Coincidentally, I started reading Dag Solstad's Shyness and Dignity just before watching Das Leben der Anderen. In Eastern Germany and the other Communist satellites, the governments were after the liberal intellectuals. In Norway, the Communists (intellectual or not) were under surveillance. Whether left-leaning Solstad was one of the surveillees, I don't know. At least he's not been scared of publishing, and we're pretty happy about that.

Sunday, December 10, 2006

Borat: anything goes

Sascha Baron Cohen makes fun of Kazakhstan, Jews, Americans, people with disabilities and a lot more. But as long as the Kazakhstani TV reporter Borat Sagdiyev is only mirroring our own prejudices and bigotry, it's ok.

The beauty of today's approach to humour is that you can defend anything by saying "I'm only making fun of those who are prejudiced". In this way, you can cater to both intolerants and those who dislike intolerants. If you like to laugh at stupid Americans or male chauvinist jokes, you laugh with Borat. If you dislike people who like chauvinist jokes, you laugh at Borat.

There's little need for ethics, since the mode and content of the performance (be it irony, satire or downright harassment) can be defended by a quick analysis of the motivation behind the humour. In Norway, this humour is occasionally performed by comedians Harald Eia and Otto Jespersen, to mention but a few.

I enjoyed the movie.

Wednesday, December 06, 2006

The title function of my blog provider has decided to disappear, so you'll have to read the post to see what it's about.

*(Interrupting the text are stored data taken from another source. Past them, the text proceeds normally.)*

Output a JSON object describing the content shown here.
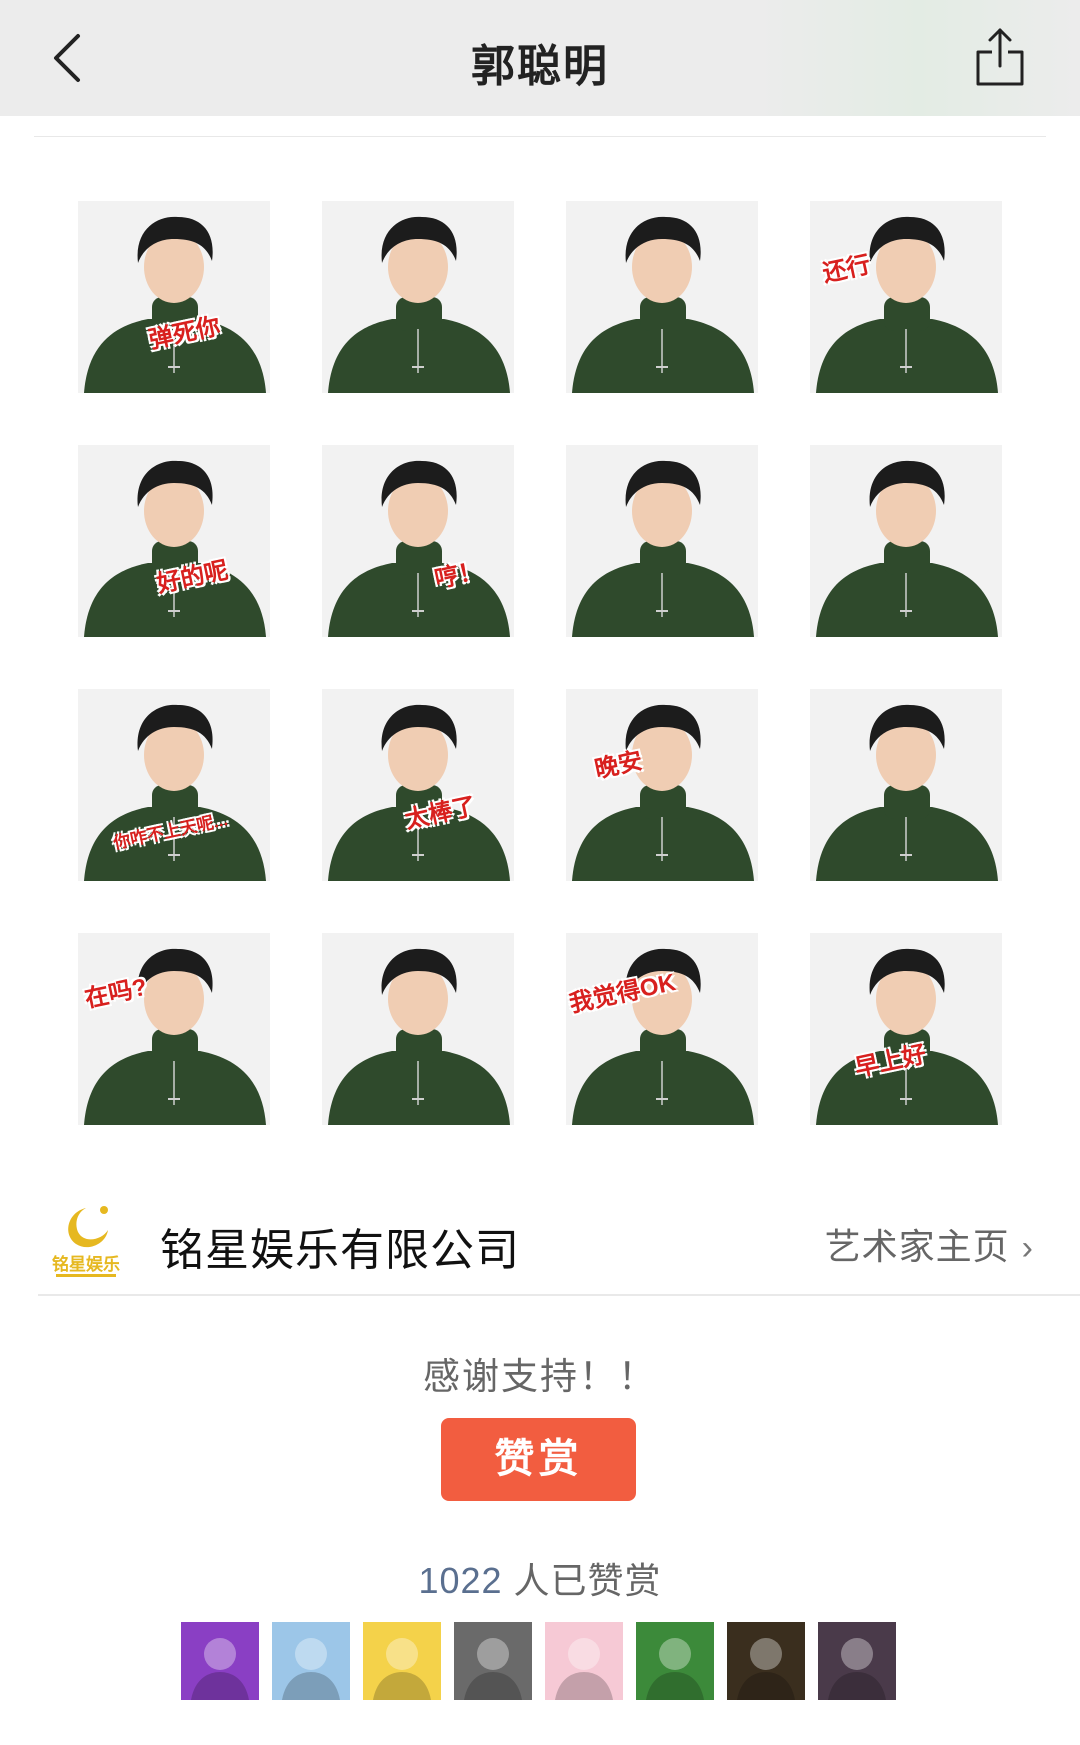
{
  "header": {
    "title": "郭聪明",
    "back_icon": "chevron-left-icon",
    "share_icon": "share-icon"
  },
  "stickers": [
    {
      "caption": "弹死你"
    },
    {
      "caption": ""
    },
    {
      "caption": ""
    },
    {
      "caption": "还行"
    },
    {
      "caption": "好的呢"
    },
    {
      "caption": "哼！"
    },
    {
      "caption": ""
    },
    {
      "caption": ""
    },
    {
      "caption": "你咋不上天呢..."
    },
    {
      "caption": "太棒了"
    },
    {
      "caption": "晚安"
    },
    {
      "caption": ""
    },
    {
      "caption": "在吗?"
    },
    {
      "caption": ""
    },
    {
      "caption": "我觉得OK"
    },
    {
      "caption": "早上好"
    }
  ],
  "company": {
    "logo_text": "铭星娱乐",
    "name": "铭星娱乐有限公司",
    "artist_link": "艺术家主页",
    "link_icon": "chevron-right-icon"
  },
  "reward": {
    "thanks_text": "感谢支持！！",
    "button_label": "赞赏",
    "count": "1022",
    "count_suffix": " 人已赞赏"
  },
  "avatars": [
    {
      "name": "avatar-purple-flower",
      "color": "#8a3fc4"
    },
    {
      "name": "avatar-cartoon-frog",
      "color": "#9cc6e8"
    },
    {
      "name": "avatar-boy-portrait",
      "color": "#f4d24a"
    },
    {
      "name": "avatar-basketball",
      "color": "#6a6a6a"
    },
    {
      "name": "avatar-anime-girl",
      "color": "#f6c9d5"
    },
    {
      "name": "avatar-children-group",
      "color": "#3c8a3a"
    },
    {
      "name": "avatar-girl-dark",
      "color": "#3a2e1e"
    },
    {
      "name": "avatar-boy-dark",
      "color": "#4a3a4a"
    }
  ],
  "colors": {
    "accent": "#f25d40",
    "sweater": "#2f4a2c",
    "hair": "#1c1c1c",
    "caption_red": "#d8201e"
  }
}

The Paris Board Meeting was one of the more dubious events I've been to. Not very much went according to schedule, but during the 53-hour-long meeting we managed to discuss at least a few policy documents.




Kim is international officer (my position in Studentenes Landsforbund) of the other Norwegian student union. He's from Bergen and leans politically to the left. Otherwise he's a charming guy.




This is what the meeting room looked like at 10 AM on Saturday. We were supposed to start at 9.30, but quite a few people in ESIB (Studentenes Landsforbund's European umbrella organisation) feel that ESIB time isn't like any other time. Sebastian from Germany didn't know what to say.




The metro became one of our friends during the week in Paris. Helene (left) and Ingrid say goodbye and head for the Louvre museum (Mona Lisa etcetera) while myself and other culture ignorants opt for food instead.




The French food didn't always live up to its reputation, but some of the restaurants were decent. Here, Alma from Iceland looks quite ready for some Chinese cuisine.




The characters above are Jens (left), leader of one of the two national student unions in Norway, and Pelle, vice president of the Swedish union.